As someone whose tolerance of shoddy writing, anime or otherwise, is notably low, I can’t bring myself to disagree with anything written here. My enjoyment of Fujiko herself, the great visuals and the music was more often than not distrupted by eye rolling and “Oh come on, did we need this?”. It definitely could’ve used more wacky shenanigans and less of their horrendous mess of a story. I also found that sometimes when they were trying emulate the old Lupin style, they were emulating stuff that wasn’t a stylistic decision, it was a result of the low budget and animation for a lot of the early stuff and it comes off looking weird. It was worth watching though, I felt.
I am having a really hard time agreeing with this, I actually had a lot of fun trying to predict where the story was going, as we got a lot of clues along the way, a friend of mine even managed to roughly call the twist at the end.
I thought the story was fun and interesting, and the conclusion was great, as it made sure not to leave a problematic effect on the franchise, while still having a great impact on the viewer and sharpening the relations between the main characters of the franchise (I just wish Goemon and Fujiko’s bizarre friendship could have gotten a proper finale too).
Overall the show was fun, interesting and thought engaging.
The one thing that bothered me throughout the show was the inconsistent animation, but as I understand it was due to the tight schedule I hope it will be fixed for the blu-ray release.
A last word of warning,
It is very problematic to measure the worth of a show by comparing it to the franchise. If something is the same as it has been done before, does that make it good? If it is different, does that make it bad?

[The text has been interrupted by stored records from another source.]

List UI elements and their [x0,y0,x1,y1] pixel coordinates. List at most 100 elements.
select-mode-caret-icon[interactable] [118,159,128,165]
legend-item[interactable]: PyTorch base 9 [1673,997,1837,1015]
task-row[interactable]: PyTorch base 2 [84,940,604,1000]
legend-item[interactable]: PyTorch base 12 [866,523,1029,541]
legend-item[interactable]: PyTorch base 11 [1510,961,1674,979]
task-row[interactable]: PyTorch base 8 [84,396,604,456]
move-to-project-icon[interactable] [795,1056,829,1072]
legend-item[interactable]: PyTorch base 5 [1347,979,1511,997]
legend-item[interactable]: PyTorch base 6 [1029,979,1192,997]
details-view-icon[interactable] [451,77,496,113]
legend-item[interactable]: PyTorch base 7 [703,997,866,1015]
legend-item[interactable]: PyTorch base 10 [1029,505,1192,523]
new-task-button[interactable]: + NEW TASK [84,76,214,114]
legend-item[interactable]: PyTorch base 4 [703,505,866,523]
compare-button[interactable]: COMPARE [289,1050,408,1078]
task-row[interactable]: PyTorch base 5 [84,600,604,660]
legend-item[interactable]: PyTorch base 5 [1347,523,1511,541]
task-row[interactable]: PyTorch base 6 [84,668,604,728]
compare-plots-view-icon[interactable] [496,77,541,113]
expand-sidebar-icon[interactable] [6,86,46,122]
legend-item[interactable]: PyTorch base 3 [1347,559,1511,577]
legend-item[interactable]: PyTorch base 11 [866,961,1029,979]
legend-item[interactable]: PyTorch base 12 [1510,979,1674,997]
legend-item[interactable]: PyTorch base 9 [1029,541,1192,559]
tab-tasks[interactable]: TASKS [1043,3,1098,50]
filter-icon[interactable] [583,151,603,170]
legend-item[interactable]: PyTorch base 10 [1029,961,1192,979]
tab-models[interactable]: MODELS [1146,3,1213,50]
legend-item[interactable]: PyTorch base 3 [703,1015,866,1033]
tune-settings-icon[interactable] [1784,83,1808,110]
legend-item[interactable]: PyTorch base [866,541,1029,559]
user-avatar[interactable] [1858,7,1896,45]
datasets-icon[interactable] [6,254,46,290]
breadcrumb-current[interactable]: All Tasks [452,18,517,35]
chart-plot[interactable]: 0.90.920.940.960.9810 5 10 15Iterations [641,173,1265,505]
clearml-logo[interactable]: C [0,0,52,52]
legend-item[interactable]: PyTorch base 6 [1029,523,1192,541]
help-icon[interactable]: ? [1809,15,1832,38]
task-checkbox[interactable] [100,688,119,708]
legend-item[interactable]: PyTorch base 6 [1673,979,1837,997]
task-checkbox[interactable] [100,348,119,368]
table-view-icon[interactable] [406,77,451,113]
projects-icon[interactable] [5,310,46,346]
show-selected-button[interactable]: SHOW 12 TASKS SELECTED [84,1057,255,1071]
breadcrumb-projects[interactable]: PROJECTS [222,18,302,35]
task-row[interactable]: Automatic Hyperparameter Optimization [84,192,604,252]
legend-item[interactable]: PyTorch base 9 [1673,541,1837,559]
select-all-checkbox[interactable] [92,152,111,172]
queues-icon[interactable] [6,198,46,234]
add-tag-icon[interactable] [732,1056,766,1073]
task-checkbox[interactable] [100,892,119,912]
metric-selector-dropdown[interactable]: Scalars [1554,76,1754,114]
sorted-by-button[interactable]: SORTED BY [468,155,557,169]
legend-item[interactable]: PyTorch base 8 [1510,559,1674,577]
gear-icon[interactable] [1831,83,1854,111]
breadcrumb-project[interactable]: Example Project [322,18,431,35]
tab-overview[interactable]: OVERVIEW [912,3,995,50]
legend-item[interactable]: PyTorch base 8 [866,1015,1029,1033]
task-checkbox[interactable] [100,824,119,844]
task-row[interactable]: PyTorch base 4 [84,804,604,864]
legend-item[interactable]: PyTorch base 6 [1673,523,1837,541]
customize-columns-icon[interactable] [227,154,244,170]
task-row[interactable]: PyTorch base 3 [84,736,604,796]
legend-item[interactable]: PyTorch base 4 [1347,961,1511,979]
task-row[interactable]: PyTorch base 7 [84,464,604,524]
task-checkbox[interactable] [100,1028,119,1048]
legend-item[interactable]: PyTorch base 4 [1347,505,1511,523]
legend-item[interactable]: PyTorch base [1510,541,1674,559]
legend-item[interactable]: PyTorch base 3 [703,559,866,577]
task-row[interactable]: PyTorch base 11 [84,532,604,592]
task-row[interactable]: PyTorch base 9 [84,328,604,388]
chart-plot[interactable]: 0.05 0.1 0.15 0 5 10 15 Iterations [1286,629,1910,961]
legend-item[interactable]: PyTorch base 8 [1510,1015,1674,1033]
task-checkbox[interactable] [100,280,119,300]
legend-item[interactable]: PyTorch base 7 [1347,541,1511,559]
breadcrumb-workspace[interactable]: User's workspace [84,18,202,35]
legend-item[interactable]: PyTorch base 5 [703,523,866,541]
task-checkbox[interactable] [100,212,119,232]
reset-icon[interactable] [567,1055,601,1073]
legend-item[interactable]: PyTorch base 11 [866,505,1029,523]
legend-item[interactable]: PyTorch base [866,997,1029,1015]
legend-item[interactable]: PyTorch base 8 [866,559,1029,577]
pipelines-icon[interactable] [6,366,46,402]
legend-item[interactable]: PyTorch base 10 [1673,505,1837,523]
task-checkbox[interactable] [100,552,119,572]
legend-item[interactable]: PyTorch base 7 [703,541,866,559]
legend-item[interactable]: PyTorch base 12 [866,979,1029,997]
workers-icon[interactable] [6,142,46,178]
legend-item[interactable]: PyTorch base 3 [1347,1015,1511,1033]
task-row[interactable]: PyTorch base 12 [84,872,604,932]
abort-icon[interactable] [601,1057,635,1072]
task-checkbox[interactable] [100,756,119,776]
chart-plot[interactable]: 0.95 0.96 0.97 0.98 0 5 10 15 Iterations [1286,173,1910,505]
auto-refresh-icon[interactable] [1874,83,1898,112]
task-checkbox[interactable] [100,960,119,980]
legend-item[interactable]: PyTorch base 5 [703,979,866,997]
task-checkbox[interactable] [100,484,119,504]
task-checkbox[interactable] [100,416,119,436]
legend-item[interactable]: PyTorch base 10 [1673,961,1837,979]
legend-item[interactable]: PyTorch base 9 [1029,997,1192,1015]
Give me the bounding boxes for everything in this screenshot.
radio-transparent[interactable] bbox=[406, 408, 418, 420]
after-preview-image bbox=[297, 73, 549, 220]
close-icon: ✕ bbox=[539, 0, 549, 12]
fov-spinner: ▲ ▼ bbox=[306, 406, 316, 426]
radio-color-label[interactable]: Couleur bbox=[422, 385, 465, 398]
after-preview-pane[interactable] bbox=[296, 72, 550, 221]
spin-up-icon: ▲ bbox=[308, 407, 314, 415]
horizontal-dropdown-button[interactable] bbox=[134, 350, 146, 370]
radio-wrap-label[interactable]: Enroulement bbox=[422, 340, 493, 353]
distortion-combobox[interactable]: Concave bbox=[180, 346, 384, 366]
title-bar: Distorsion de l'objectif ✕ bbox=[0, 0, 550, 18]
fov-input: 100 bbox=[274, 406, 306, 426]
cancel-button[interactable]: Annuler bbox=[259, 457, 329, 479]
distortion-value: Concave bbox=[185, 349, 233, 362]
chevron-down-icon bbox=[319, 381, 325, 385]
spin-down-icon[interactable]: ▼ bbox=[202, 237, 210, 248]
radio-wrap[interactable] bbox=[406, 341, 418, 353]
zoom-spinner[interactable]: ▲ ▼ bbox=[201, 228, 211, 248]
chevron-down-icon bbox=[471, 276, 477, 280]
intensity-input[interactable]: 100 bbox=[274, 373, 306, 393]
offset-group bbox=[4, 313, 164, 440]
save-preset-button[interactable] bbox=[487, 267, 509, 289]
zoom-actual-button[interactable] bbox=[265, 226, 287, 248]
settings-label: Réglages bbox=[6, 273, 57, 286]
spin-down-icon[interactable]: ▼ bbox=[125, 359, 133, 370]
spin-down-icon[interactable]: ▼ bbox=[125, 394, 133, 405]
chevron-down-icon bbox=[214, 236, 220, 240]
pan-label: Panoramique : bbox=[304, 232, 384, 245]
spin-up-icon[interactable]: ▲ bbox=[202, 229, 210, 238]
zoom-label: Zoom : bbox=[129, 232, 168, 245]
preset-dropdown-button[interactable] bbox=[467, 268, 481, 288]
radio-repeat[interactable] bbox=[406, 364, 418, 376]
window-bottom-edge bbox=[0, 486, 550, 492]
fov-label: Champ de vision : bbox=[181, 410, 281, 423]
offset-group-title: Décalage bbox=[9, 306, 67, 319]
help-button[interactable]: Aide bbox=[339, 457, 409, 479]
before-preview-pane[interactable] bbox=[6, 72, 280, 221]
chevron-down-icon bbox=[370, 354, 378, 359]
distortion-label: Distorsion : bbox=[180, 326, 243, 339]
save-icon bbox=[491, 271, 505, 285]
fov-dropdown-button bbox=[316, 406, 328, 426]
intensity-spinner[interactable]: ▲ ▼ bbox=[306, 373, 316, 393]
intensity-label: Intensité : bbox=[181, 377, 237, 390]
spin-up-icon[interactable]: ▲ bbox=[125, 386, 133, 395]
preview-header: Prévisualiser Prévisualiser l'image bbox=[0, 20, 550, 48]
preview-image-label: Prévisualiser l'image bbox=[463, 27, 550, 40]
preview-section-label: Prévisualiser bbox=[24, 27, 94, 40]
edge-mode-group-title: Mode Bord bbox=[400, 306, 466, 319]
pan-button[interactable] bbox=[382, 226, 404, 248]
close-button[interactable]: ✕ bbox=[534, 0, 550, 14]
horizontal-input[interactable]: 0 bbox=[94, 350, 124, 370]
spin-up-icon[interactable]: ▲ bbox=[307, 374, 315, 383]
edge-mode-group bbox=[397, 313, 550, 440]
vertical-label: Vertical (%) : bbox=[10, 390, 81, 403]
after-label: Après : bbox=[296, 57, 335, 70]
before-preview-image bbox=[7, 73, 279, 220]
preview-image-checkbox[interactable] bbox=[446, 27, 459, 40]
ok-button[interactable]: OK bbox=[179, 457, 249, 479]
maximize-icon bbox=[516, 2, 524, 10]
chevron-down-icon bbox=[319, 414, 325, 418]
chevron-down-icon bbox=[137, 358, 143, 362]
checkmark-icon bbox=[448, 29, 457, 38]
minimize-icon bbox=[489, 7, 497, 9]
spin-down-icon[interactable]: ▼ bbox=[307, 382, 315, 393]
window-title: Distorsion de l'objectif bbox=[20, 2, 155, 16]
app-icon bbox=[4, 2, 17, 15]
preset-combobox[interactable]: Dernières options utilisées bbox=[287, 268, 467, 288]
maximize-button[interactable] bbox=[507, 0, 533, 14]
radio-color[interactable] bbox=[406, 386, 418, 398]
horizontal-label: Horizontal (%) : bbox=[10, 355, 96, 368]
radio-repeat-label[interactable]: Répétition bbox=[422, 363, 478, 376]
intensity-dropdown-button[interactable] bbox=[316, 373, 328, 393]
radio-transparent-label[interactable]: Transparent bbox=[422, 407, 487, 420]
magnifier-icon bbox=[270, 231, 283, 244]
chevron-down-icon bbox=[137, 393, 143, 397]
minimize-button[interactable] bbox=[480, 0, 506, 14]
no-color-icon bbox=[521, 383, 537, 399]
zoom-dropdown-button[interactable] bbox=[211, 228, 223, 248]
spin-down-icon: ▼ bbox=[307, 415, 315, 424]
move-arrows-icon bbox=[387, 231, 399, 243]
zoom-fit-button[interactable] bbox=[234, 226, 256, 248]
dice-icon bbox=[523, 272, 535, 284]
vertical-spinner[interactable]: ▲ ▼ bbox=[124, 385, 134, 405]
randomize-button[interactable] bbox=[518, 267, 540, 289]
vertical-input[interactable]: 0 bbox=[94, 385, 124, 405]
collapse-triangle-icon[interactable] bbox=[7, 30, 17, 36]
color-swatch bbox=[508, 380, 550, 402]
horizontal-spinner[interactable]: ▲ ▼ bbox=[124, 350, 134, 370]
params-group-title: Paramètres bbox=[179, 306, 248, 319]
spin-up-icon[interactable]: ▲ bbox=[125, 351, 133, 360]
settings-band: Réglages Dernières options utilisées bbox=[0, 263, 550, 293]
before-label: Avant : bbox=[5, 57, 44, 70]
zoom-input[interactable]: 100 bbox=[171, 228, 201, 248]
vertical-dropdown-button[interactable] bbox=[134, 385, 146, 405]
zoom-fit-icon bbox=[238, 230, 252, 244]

That may well be true sales-wise (since lupin fans are the target audience), but for objectively trying to measure the worth of a show, that is a problematic standard.
@InazumaKick
Well I think this show had a poor budget too, lol. That’s why it looks funky sometimes.
@mei
People don’t write reviews because they want people to agree with them. Also, reviews are never objective. The whole point of a review is for the writer to write from their own subjective point of view.
If you had read my previous post, you’d know that I did in fact like some things about this show that were different from most of the other entries in the franchise. I enjoyed the re-written Zenigata, Goemon, and even Fujiko (despite her taking up too much space.) I also liked how the series went back to being hardboiled and sexual like the original manga.
But, as far as I’m concerned, the main story is kind of a mess of a lot of the things I hate about anime right now: the need have some bullshit sentimental scene, the big twists that are meant to be impressive but are just actually stupid, the fujoshi-bait character dynamics…
I just kind of wish the series stuck with basics and just executed those basics really well, instead of trying present itself as some high-minded thing when it’s really just another Dumb Anime.
I mean, it’s fine for you to like it. Me? I’ll stick with the old stuff that was made before we had writers like Okada Mari who insist on trying to convince everyone of how clever they are.